Professor Marshall was speaking at the RCGP Annual Conference in Liverpool, a month before taking over from Professor Helen Stokes-Lampard.
He said that lobbying by the College over many years meant that politicians now finally ‘get the importance’ of general practice, understanding that the NHS needs GPs in order to function effectively, and ‘at last resources are following the rhetoric’.
But Professor Marshall, a GP in East London and Professor of Healthcare Improvement at UCL, said despite his optimism there was still a long way to go.
'Politicians still do not understand what we do’
‘The problem is that whilst they acknowledge our importance, most politicians and senior leaders don’t yet understand what we do or how we do it. They too often see general practice as set of technical transactions, rather than focusing on where we really add value - using relationships based on trust and shared understanding to support patients to improve their health and wellbeing.’
He said his top priority would be to keep up the pressure on reducing GP workload, to create space for GPs to deliver the best possible care, and then to explore how they might want to evolve their roles.

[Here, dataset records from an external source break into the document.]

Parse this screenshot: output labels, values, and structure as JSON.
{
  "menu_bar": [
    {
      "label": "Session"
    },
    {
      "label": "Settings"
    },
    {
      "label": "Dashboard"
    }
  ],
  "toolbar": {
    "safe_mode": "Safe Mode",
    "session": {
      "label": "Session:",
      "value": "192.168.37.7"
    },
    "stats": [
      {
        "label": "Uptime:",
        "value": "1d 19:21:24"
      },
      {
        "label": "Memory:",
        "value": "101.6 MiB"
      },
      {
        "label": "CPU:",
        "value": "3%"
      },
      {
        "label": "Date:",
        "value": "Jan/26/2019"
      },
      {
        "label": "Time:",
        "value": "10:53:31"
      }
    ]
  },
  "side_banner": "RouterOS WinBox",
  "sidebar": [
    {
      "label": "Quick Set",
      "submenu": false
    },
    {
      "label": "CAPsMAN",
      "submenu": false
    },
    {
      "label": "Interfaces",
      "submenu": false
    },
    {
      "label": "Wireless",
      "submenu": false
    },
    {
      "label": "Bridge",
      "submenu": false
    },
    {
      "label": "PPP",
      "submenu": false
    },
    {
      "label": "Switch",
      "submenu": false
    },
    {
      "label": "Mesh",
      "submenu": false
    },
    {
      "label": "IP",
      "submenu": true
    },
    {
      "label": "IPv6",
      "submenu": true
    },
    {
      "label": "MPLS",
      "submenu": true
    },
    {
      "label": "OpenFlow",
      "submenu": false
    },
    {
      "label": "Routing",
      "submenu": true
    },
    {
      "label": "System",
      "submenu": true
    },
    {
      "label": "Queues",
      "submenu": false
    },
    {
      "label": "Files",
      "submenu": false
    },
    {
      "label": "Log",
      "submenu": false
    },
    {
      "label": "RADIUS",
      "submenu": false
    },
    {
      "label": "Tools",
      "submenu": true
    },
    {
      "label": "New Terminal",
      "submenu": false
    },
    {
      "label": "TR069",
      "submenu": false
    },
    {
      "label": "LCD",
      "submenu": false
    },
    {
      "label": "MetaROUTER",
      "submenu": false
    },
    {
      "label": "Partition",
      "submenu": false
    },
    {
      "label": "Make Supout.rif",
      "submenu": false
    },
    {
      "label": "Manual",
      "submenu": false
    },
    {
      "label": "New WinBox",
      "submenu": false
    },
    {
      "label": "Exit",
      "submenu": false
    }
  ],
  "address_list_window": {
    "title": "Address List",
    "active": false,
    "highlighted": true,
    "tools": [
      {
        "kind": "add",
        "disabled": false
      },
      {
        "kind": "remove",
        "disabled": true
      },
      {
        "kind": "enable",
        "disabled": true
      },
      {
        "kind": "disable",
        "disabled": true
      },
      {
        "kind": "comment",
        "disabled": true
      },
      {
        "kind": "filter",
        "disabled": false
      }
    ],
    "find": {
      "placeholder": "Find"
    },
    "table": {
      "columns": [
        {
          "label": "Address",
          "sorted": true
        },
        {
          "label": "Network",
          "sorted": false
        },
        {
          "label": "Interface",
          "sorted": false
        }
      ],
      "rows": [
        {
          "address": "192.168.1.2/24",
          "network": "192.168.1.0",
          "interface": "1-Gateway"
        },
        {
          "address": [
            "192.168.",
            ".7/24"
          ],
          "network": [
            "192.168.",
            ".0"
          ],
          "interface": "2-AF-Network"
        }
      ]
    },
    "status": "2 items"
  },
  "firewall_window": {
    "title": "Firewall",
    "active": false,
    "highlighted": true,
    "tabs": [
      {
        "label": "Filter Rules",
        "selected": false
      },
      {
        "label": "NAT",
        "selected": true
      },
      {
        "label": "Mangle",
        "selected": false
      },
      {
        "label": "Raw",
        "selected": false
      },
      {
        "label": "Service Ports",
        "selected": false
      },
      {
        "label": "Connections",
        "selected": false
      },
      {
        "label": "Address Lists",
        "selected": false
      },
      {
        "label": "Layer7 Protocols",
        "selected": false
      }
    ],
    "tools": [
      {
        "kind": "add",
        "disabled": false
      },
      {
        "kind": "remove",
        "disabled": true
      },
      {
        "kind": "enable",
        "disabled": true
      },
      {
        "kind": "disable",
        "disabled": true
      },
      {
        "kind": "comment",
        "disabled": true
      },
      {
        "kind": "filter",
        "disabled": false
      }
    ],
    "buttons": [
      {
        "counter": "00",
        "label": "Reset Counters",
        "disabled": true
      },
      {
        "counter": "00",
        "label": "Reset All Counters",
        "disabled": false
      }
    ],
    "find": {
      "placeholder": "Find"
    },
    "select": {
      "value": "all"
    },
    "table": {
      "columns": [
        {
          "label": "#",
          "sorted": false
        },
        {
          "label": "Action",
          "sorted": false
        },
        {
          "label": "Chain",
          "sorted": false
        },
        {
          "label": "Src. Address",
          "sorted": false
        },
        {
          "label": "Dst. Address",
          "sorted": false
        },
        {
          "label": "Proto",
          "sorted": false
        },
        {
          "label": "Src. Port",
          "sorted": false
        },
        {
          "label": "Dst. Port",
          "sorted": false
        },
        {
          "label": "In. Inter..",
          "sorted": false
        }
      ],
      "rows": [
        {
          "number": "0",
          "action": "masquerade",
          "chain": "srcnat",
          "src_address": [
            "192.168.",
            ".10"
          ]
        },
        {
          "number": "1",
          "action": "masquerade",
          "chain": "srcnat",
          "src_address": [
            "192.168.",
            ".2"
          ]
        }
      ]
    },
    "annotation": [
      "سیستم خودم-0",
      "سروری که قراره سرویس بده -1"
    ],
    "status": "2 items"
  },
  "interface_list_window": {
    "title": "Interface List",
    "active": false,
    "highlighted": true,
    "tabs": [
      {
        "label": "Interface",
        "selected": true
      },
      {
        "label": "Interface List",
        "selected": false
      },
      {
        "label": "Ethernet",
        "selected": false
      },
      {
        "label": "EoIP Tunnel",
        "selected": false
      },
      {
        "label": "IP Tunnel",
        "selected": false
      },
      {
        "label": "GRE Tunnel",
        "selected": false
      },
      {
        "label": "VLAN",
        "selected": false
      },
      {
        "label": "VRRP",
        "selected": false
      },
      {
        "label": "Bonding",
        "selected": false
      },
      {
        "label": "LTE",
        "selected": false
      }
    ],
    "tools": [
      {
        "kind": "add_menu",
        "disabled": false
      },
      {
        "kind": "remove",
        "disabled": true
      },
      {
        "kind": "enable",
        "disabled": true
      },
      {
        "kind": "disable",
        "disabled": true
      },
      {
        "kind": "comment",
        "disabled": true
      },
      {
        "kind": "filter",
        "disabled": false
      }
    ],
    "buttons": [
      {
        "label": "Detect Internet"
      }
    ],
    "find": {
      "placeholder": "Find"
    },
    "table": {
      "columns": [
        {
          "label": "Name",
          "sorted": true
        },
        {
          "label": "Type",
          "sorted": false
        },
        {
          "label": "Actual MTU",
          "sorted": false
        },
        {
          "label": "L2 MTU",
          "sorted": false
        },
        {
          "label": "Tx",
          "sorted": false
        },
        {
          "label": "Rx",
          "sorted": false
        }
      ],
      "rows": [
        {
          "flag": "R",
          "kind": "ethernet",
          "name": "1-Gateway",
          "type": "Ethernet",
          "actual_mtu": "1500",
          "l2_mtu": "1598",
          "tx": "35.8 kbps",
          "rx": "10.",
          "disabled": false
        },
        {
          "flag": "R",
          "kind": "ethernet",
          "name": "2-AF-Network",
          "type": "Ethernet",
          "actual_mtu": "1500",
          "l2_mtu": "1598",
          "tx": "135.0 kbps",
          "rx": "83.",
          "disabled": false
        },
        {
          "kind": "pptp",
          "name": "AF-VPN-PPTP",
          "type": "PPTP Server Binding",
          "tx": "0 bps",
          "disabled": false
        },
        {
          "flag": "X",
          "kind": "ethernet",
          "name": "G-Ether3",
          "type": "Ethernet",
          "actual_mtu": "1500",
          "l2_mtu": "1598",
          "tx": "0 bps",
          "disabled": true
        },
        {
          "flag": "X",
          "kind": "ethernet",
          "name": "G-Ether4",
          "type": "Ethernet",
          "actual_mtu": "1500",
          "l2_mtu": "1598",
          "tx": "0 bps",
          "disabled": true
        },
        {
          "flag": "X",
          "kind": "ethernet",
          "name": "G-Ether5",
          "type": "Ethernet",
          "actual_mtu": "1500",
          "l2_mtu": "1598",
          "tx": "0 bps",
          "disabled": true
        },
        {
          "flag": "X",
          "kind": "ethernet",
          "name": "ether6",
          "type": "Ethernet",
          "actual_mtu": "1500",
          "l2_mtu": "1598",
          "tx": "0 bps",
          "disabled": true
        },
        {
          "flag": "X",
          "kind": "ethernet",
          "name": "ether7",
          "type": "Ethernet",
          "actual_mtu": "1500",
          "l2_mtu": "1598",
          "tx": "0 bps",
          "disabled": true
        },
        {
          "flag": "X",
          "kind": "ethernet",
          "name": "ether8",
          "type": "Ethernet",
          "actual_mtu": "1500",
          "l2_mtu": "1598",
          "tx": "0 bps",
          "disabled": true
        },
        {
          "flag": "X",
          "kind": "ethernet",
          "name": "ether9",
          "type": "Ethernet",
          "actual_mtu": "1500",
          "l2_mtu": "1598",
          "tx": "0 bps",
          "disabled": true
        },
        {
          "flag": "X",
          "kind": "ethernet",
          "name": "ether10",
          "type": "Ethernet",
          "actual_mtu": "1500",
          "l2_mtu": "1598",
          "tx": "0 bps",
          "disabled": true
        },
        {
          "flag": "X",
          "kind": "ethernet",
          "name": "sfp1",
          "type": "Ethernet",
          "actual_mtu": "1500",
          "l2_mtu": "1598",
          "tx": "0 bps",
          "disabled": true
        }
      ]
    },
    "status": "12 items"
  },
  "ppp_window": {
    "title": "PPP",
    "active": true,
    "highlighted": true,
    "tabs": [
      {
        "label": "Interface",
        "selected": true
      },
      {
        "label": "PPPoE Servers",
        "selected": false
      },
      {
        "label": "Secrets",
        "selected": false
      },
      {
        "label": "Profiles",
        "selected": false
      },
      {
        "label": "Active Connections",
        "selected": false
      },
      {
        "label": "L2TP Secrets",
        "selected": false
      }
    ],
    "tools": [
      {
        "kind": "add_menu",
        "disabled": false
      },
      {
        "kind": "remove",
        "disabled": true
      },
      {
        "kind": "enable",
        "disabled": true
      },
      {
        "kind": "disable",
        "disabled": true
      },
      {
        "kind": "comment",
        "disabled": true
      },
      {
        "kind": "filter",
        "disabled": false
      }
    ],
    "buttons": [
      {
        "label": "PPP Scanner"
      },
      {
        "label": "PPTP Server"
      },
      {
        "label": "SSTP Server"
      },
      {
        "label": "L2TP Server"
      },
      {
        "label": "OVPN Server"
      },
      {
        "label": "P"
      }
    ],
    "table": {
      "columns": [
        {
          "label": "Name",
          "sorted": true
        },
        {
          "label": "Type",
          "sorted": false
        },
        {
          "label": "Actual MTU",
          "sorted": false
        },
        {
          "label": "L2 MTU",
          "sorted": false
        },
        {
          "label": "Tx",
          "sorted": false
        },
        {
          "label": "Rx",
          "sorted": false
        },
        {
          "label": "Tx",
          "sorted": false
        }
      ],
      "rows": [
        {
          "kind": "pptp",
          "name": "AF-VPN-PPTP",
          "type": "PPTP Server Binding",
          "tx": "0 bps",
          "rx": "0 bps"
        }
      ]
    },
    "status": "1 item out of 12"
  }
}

To achieve this, he said there would be a series of consistent themes to the work of the College:
- A robust call to recruit, support and retain more GPs and more members of the wider primary care workforce
- Practical help to realise new ways of working within teams and across networks
- Support to reinvigorate the core value of whole person, relationship-focused care
- New ways of engaging a larger proportion of members in the work of the college
‘With an average consultation time of ten minutes, to many of us it doesn’t currently feel like a very do-able job’, said Professor Marshall. ‘That’s why we have problems with morale, recruitment and retention. With your support I will ensure that being a GP doesn’t just have the potential to be the best job in the world, it actually is the best job in the world.’